We can see above that 'df_clean' has had 97 records removed, which corresponds to the amount of\
records due to the outliers in the original df.

In [17]:
# Here we will create an object with the shop_id's from the cleaned dataframe
# This list will be used to iterate through the dataframe for our calculations
shop_ids_clean = sorted(list(df_clean['shop_id'].unique()))

In [18]:
# Let's group the records by shop_id to make it easier to calculate the metrics we want to use
df_group = df_clean.groupby(by = 'shop_id')

In [19]:
# Let's calculate the AOV for every store

# Initializing an empty list to store each store's AOV
aov_per_store = []

# This for loop iterates through the list of shop_id's we just created
for i in shop_ids_clean:
    aov_per_store.append(((df_group.get_group(i)['order_amount']).sum()) / (df_group.get_group(i)['order_amount'].count()))

In [None]:
# Let's have a look at the output
aov_per_store

In [21]:
# Now we will calculate a 'weighted' AOV for all the stores by taking the average of all of their AOVs!
sum(aov_per_store) / len(aov_per_store)

299.68239912615485

In [22]:
# Let's also look at the median of the order_amounts for the entire dataset
df['order_amount'].median()

284.0

## Time to Answer!
---

#### a. Think about what could be going wrong with our calculation. Think about a better way  to  evaluate this data.

    For starters, we can immediately see that the naive AOV calculation of 3145.13 dollars would only work in
    the scenario where each store only sold 1 item per order.

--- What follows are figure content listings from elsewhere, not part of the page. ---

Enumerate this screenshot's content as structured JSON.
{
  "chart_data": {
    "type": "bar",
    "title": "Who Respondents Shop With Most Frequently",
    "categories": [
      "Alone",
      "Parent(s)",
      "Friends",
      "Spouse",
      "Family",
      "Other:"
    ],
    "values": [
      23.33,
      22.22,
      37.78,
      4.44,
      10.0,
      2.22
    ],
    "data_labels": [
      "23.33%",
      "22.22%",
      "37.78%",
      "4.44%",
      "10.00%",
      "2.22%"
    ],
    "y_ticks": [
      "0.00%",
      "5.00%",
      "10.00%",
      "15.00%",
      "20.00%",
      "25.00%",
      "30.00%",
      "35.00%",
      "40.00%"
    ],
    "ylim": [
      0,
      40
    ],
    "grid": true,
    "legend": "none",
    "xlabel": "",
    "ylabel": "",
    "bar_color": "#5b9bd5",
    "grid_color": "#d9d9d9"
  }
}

    Even then, this naive calculation does not account for any outliers and so will be heavily skewed
    and consequently misrepresenting the data!

    There are multiple ways to tackle this problem depending on how we aim to ultimately use this data.
    A better way to evaluate this data using this calculation as an approach would be to instead take
    the AOV for each store individually, and then finding the average of all of the calculated AOV's to
    provide us with a weighted AOV that accounts for all the stores (with the outliers removed).
    
    Since no one metric could possibly provide the whole story for this dataset (especially considering
    the fact that we are cleaning the data and removing outliers), we could also include the median of
    all order values to give a picture of the central tendency of the data while minimizing the effect
    of the outliers. This can be done on the df pre-cleaning.

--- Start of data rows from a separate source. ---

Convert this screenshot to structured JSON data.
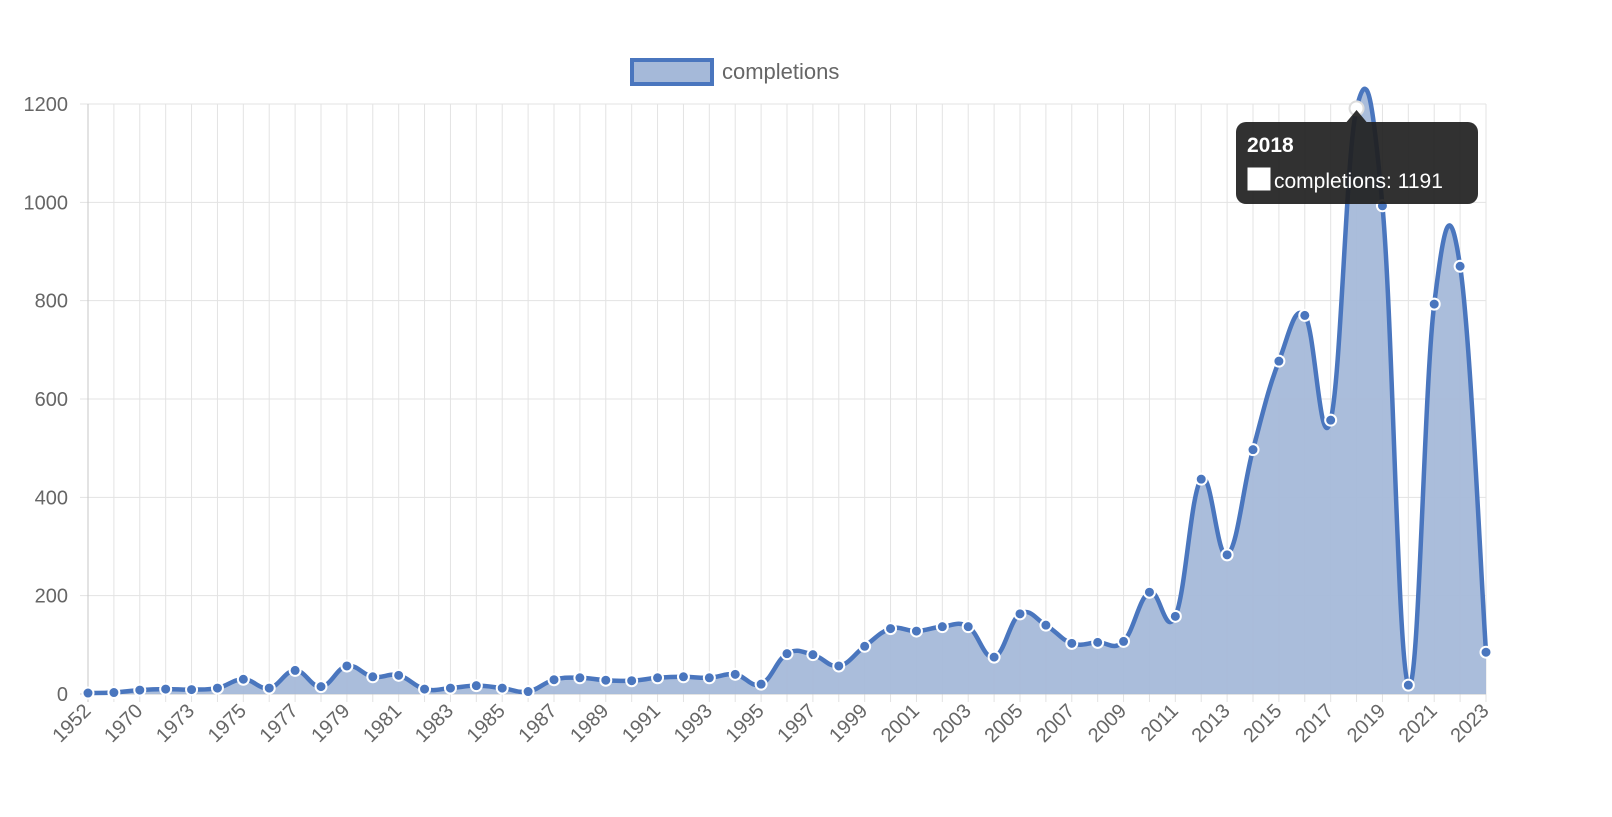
{
  "chart_data": {
    "type": "area",
    "title": "",
    "xlabel": "",
    "ylabel": "",
    "ylim": [
      0,
      1200
    ],
    "yticks": [
      0,
      200,
      400,
      600,
      800,
      1000,
      1200
    ],
    "grid": true,
    "legend_position": "top-center",
    "categories": [
      "1952",
      "1969",
      "1970",
      "1972",
      "1973",
      "1974",
      "1975",
      "1976",
      "1977",
      "1978",
      "1979",
      "1980",
      "1981",
      "1982",
      "1983",
      "1984",
      "1985",
      "1986",
      "1987",
      "1988",
      "1989",
      "1990",
      "1991",
      "1992",
      "1993",
      "1994",
      "1995",
      "1996",
      "1997",
      "1998",
      "1999",
      "2000",
      "2001",
      "2002",
      "2003",
      "2004",
      "2005",
      "2006",
      "2007",
      "2008",
      "2009",
      "2010",
      "2011",
      "2012",
      "2013",
      "2014",
      "2015",
      "2016",
      "2017",
      "2018",
      "2019",
      "2020",
      "2021",
      "2022",
      "2023"
    ],
    "tick_labels": [
      "1952",
      "1970",
      "1973",
      "1975",
      "1977",
      "1979",
      "1981",
      "1983",
      "1985",
      "1987",
      "1989",
      "1991",
      "1993",
      "1995",
      "1997",
      "1999",
      "2001",
      "2003",
      "2005",
      "2007",
      "2009",
      "2011",
      "2013",
      "2015",
      "2017",
      "2019",
      "2021",
      "2023"
    ],
    "series": [
      {
        "name": "completions",
        "values": [
          2,
          3,
          8,
          10,
          9,
          12,
          30,
          12,
          48,
          15,
          57,
          35,
          38,
          10,
          12,
          17,
          12,
          5,
          29,
          33,
          28,
          27,
          33,
          35,
          33,
          40,
          20,
          82,
          80,
          57,
          97,
          133,
          128,
          137,
          137,
          75,
          163,
          140,
          103,
          105,
          107,
          207,
          158,
          437,
          283,
          497,
          677,
          770,
          557,
          1191,
          993,
          18,
          793,
          870,
          85
        ]
      }
    ],
    "tooltip": {
      "title": "2018",
      "label": "completions: 1191"
    }
  },
  "colors": {
    "line": "#4a76be",
    "fill": "#a5b9d9",
    "grid": "#e3e3e3",
    "axis": "#c7c7c7",
    "text": "#666666",
    "tooltip_bg": "#1f1f1f"
  }
}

#### b. What metric would you report for this dataset?

    A weighted AOV of all stores that is calculated by taking the AOV of each store, summing them up and then
    dividing by the total number of stores.
    
    I would also report the median of all order amounts.
   

#### c. What is its value?

    The value of the 'weighted' AOV of all stores (which we found to be 299.68 dollars) is that it accounts for different stores
    having differently priced items and different numbers of sales. As a result of these different prices and sales numbers,
    the different stores do not equally contribute to the sum of the 'order_amount' column. Without accounting for the different
    weights of each shop, we would end up with the problematic naive AOV of 3145.13 which was present in the question.
    Instead, the weighted AOV provides us with a more accurate picture of what we can expect from the stores in this dataset,
    with the exception of the 2 outliers.

    The value of the median of order amounts (calculated to be 284 dollars) lies in its robustness against outliers and helping us
    understand whereabouts the "middle" of our data is.